Researchers discovered a new mechanism linking specific classes of immune cells and metabolism, a finding that may explain why patients with lupus are incapable of controlling the inflammatory responses that ultimately lead to disease.

The study, “Foxp3 and Toll-like receptor signaling balance Treg cell anabolic metabolism for suppression,” was published in the journal Nature Immunology.

Our immune system is composed by a complex repertoire of immune cells. Among these, we have effector T-cells, which are important to drive inflammation and eliminate pathogens. Conversely, regulatory T-cells (Tregs) are another class of immune cells that help control inflammation to resolve infections.

Not only do effector T-cells and Tregs have different roles, but to function they also depend on different metabolic pathways – effector T-cells depend on glucose and their metabolism is directed for biosynthesis and growth, while Tregs use lipids and their metabolism is not growth-directed.

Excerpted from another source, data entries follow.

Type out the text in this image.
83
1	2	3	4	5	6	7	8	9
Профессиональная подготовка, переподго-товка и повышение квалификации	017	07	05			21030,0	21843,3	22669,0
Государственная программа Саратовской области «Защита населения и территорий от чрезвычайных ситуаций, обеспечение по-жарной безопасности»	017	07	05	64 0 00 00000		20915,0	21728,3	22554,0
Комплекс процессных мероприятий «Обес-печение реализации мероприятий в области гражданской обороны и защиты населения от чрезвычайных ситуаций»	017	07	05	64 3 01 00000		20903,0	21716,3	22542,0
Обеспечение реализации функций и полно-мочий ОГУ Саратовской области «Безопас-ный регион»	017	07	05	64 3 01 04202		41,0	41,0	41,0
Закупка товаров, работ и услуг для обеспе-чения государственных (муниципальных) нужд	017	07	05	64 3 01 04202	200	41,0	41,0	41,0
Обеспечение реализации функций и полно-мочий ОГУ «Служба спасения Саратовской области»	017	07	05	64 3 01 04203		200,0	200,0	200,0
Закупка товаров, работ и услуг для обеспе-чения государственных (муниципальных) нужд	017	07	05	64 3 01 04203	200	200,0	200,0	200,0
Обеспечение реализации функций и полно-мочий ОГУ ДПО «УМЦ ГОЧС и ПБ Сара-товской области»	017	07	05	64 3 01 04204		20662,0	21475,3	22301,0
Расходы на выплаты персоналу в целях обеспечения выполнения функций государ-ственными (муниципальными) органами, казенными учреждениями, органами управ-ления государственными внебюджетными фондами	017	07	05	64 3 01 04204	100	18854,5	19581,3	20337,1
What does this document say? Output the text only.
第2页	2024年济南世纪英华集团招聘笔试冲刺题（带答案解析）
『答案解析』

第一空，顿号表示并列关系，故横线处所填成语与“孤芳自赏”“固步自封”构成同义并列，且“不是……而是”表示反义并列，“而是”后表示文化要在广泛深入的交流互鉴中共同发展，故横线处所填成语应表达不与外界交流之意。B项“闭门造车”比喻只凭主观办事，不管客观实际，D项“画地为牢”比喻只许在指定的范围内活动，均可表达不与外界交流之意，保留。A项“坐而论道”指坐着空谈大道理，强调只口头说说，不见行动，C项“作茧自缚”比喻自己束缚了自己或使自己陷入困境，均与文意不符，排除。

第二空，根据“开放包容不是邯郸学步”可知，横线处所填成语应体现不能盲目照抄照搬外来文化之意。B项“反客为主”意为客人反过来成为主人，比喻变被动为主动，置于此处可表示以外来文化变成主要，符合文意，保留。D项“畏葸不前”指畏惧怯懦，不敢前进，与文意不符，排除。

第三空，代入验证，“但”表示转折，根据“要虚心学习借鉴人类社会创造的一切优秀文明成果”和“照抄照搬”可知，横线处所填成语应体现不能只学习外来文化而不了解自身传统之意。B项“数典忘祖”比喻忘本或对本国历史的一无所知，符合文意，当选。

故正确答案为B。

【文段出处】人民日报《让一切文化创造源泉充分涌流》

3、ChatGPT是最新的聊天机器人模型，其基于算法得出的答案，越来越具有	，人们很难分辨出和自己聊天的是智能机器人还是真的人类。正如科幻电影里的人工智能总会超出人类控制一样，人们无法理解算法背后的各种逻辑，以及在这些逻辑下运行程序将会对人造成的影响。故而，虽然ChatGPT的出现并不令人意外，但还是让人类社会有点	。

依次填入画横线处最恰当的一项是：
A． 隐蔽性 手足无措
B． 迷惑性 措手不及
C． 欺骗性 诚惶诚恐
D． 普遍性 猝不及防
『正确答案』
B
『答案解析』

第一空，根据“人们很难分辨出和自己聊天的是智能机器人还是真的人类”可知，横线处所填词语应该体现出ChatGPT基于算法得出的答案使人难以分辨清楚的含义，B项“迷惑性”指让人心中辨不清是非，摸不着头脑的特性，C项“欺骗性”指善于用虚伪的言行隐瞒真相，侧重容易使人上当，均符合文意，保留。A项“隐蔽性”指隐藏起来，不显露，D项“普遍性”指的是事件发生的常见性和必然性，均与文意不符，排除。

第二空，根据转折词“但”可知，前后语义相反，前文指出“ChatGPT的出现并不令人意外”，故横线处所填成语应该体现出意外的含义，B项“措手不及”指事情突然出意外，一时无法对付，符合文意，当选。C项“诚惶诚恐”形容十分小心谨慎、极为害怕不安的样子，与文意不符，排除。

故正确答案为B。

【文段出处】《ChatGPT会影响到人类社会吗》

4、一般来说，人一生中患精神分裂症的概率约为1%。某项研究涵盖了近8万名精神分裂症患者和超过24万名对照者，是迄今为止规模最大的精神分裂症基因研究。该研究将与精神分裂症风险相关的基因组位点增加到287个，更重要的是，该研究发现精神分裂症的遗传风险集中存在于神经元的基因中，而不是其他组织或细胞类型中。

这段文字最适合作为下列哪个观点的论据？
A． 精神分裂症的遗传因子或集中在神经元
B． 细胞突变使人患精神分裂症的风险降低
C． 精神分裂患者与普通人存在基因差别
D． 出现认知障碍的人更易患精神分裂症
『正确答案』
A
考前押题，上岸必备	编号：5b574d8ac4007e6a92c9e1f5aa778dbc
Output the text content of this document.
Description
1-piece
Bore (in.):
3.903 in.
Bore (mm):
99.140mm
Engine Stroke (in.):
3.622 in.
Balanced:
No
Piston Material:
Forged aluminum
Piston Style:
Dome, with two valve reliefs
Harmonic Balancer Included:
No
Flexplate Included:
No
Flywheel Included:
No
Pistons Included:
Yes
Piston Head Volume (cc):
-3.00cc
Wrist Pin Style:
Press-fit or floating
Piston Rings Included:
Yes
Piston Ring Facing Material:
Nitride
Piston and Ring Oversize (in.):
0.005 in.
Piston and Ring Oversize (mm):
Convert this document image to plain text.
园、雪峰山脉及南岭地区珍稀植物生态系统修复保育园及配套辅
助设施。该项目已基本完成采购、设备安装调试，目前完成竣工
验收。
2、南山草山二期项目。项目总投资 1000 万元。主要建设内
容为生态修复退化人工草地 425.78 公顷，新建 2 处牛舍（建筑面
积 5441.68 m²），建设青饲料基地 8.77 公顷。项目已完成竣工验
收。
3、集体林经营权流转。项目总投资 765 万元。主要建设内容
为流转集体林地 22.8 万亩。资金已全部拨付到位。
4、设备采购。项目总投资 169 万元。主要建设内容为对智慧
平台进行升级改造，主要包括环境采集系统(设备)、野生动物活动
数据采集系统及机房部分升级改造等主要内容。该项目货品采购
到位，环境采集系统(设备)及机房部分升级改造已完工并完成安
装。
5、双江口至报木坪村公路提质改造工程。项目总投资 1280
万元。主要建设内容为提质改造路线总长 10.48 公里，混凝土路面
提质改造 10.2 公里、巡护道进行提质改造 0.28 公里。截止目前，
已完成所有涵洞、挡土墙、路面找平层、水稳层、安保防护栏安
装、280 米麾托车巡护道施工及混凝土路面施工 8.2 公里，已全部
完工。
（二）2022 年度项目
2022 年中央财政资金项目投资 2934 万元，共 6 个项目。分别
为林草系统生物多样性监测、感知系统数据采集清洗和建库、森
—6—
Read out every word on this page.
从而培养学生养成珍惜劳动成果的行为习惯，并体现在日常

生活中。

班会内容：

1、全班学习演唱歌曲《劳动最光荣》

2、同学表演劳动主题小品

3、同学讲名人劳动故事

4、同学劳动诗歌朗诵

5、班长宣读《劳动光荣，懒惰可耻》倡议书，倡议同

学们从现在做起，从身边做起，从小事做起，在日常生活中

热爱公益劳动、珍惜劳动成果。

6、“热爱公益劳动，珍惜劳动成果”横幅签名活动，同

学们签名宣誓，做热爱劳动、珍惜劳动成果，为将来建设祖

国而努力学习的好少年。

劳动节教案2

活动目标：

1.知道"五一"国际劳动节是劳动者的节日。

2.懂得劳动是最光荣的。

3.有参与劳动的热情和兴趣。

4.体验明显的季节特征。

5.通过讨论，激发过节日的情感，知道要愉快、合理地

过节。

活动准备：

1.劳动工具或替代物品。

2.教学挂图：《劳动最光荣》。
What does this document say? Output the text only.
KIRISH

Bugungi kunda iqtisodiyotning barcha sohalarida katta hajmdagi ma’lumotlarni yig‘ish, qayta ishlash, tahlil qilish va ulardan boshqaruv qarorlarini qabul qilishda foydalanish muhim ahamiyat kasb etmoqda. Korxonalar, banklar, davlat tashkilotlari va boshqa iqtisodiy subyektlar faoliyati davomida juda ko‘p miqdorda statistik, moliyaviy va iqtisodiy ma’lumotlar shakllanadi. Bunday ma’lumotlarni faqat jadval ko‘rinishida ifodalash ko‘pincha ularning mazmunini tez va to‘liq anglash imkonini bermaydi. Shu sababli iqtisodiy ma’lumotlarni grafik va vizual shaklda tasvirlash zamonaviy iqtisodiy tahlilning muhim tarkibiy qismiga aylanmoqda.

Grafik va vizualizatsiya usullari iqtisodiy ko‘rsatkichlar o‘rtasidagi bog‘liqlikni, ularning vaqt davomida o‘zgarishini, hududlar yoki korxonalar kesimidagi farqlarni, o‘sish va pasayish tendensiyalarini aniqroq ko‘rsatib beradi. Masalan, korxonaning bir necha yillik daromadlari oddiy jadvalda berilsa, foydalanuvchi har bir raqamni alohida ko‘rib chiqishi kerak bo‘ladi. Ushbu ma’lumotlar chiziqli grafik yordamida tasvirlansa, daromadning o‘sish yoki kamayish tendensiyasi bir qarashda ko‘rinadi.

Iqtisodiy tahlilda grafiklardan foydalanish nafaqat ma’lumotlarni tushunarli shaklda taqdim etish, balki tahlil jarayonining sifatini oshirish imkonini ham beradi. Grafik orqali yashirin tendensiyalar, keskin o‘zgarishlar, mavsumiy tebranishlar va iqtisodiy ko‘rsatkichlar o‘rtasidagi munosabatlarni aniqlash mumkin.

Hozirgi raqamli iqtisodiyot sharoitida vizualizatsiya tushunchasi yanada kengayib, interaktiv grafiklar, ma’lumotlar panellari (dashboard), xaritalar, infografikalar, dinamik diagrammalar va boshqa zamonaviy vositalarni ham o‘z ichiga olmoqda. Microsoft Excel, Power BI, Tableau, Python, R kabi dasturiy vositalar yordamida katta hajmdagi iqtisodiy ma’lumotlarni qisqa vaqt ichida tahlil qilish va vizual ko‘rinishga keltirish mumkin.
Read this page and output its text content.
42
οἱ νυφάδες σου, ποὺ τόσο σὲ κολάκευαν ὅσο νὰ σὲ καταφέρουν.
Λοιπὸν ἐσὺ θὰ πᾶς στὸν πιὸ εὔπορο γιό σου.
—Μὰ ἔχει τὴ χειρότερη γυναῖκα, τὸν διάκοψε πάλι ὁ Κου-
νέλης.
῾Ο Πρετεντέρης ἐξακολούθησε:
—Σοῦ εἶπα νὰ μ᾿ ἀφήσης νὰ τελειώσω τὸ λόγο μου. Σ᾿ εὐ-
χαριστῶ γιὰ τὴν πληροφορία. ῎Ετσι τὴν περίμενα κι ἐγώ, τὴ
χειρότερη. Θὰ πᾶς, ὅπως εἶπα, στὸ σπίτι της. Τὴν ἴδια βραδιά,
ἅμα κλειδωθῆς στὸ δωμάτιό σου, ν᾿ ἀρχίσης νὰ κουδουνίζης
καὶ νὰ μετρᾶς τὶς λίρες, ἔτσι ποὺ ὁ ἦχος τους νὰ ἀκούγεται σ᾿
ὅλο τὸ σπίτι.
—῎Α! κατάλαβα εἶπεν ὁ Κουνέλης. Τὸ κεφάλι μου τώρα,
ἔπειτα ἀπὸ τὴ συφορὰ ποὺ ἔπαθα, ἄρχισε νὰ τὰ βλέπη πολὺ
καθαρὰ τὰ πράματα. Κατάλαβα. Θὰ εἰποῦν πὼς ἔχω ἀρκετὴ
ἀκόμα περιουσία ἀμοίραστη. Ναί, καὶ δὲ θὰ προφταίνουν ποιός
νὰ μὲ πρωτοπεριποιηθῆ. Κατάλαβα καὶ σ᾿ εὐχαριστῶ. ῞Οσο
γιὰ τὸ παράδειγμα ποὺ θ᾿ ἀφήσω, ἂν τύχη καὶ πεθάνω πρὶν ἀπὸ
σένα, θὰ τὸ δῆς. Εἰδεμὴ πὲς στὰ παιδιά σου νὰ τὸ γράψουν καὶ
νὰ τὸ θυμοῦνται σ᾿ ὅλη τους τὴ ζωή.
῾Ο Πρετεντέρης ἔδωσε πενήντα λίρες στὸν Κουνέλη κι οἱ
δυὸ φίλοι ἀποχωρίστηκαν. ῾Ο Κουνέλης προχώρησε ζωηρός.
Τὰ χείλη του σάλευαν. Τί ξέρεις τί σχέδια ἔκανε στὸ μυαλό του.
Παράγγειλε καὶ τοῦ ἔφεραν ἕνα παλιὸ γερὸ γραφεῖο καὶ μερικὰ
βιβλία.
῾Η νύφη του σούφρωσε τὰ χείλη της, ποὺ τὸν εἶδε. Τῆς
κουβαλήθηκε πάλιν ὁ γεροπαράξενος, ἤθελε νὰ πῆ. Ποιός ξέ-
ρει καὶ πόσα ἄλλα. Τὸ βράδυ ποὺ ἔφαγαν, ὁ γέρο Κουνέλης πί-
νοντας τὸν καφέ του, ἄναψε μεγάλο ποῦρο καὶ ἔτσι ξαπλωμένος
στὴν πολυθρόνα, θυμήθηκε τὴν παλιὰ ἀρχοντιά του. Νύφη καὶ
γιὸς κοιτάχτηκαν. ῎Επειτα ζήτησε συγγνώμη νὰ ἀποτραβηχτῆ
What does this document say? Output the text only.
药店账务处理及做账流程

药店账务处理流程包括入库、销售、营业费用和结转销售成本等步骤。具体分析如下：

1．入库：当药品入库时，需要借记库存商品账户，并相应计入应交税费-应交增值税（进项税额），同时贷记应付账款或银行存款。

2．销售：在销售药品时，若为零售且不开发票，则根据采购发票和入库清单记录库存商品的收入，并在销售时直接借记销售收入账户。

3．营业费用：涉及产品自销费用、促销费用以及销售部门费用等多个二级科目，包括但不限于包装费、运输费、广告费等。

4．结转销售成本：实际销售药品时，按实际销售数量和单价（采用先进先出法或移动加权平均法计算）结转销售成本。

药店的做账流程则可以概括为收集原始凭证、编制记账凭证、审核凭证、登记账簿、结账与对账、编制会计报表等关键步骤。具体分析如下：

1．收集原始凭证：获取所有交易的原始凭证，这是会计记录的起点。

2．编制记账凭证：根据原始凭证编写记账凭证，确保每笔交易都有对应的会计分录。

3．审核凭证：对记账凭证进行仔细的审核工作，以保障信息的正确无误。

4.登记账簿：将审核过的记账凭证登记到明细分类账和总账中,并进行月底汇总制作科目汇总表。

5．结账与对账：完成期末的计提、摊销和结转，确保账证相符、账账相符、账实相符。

“As a result of their metabolism, our work predicted that T-regs won’t grow very well,” Jeffrey Rathmell, PhD, Cornelius Vanderbilt Professor of Immunobiology, Vanderbilt University Medical Center, said in a press release. “But we know they can actually proliferate really well, so how are they doing that?”

To answer this question, researchers conducted additional investigated into the metabolism of Tregs.

The team found that Tregs’ metabolism is regulated by several signals, and one of these signals is inflammation. While inflammatory signals induce a glucose-dependent metabolism, thereby promoting Tregs’ proliferation, there is an additional effect: This metabolic programming disables Tregs’ functions to suppress the immune system.

A master regulator of Tregs called Foxp3 was shown to promote lipid metabolism and Tregs’ suppressive function.

Hence, “The inflammatory signals and Foxp3 are opposing each other, and the result depends on whoever wins,” Rathmell explained.

These new findings shed light on what occurs in the context of an infection. After an immune response is activated by the presence of a certain pathogen, effector T-cells go to the site to control the infection. Tregs are also recruited to the infection site, and while inflammatory signals are active, Tregs grow and proliferate, but they don’t suppress the inflammation.

As the effector T-cells are actively fighting the infection, inflammation starts to decrease. Tregs, located at the site, can now switch to their lipid-based suppressive metabolism and control the immune response to resolve the infection and promote healing.

“It’s all balanced. As long as there’s an inflammatory signal there, the T-regs are going to be balanced as to how strongly they can work to turn the response down,” Rathmell said. “The metabolic switch helps tip the balance between the two.”

By performing in vivo experiments, researchers showed the importance of this metabolic switch. Using genetically modified mice to always have a high glucose metabolism, they showed that Tregs in these mice do not suppress the immune response. This means that the immune system continues to be activated and mice develop a lupus-like disease.

This may explain why patients with lupus and other chronic inflammatory diseases, although carrying large populations of Tregs, are not suppressing the disease, Rathmell said. “That’s a question we’re exploring now — do chronic inflammatory settings mediate metabolic changes to the T-regs that impact their function?”